Diyelim ki her şey iyi gitti. Krediyi kıstık, parayı sıkı tuttuk, altın talebi azaldı, pandemi bitti, turizm gelirleri patladı ve böylece cari açığı sıfırladık enflasyonu düşürdük. Buna rağmen Merkez Bankası’nın nette makul bir seviyeye ulaşması için yaklaşık 90 milyar dolar döviz (veya altın) satın alması lazım. 2002 yılından bu yana ülkeye net sermaye girişi yıllık ortalama 30 milyar dolar. Geçmiş ortalamalar kadar giriş olsa ve cari açığı sıfırlasak dahi rezervi ancak üç yılda yerine koyabiliyoruz. Kepçeyle boşaltılan maalesef kaşıkla doldurulabiliyor.
Özetle, olumlu bir senaryoda rezervleri makul seviyeye çıkarmak yıllar alacak. Gereken yapılır da yatırımcıların TL risk alma iştahı artarsa, ilk planda bankalarla koordineli şekilde swap kısıtları kademeli olarak gevşetilerek döviz alım ihalelerine başlanabilir. Böylece merkez bankasında park edilen swaplar gerçek net rezervle değiş tokuş edilmiş olur.
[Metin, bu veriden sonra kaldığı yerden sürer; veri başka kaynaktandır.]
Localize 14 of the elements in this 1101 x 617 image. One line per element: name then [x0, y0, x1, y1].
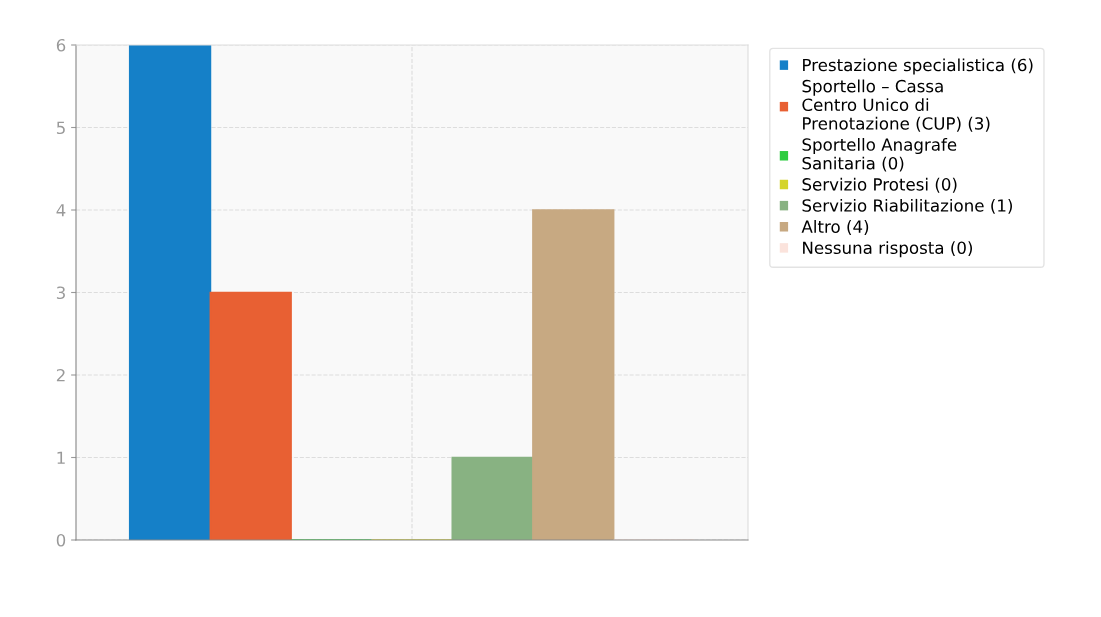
y-tick-label: 5 — [56, 121, 65, 135]
legend-label: Sportello Anagrafe Sanitaria (0) — [802, 137, 957, 172]
legend-label: Servizio Riabilitazione (1) — [802, 198, 1012, 214]
legend-label: Sportello – Cassa Centro Unico di Prenotazione (CUP) (3) — [802, 79, 990, 132]
y-tick-label: 0 — [56, 533, 66, 547]
y-tick-label: 4 — [56, 204, 66, 217]
y-tick-label: 3 — [56, 286, 65, 300]
legend-label: Prestazione specialistica (6) — [803, 58, 1033, 75]
legend-label: Nessuna risposta (0) — [803, 241, 973, 258]
y-tick-label: 1 — [57, 451, 65, 464]
y-tick-label: 6 — [56, 38, 66, 52]
y-tick-label: 2 — [56, 368, 65, 382]
legend-label: Altro (4) — [801, 220, 869, 235]
legend-label: Servizio Protesi (0) — [802, 177, 957, 193]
2021 yılı bir fırsat sunmakta. COVID-19 aşı üretimi haberleri gelmeye devam ettikçe, küresel faizlerin de düşük seyriyle gelişen piyasa varlıklarına iştah artabilir. Doğru işler yapılarak enflasyonda bir düşüş hikâyesi yazılırsa ülkemizin de bu pastadan pay alabilmesi ve rezervlerin makul bir hızla biriktirilmesi mümkün olabilir.
Sonuç olarak sürdürülebilir ve güçlü rezerv birikimi için birçok şartın bir araya gelmesi lazım. Özellikle içerde doğruların yapılması gerekiyor. Sadece faizleri artırmak yetmez. Güçler dengesini tesis etmek ve kurumların asli işini yapmasını sağlamak esas olmalı. Bunlar gerçekleşirse zaten gerisi gelir.
Bütün bunlar yapılabilir mi? Son yılların deneyimi sürecin kolay olmayacağını söylüyor. İç ve dış yatırımcı görmeden inanmayacak. Sözün önemi azaldı, artık icraat zamanı. Hata lüksümüz yok. Kaşıkla doldururken kazanda yeni delik açmamak gerekiyor.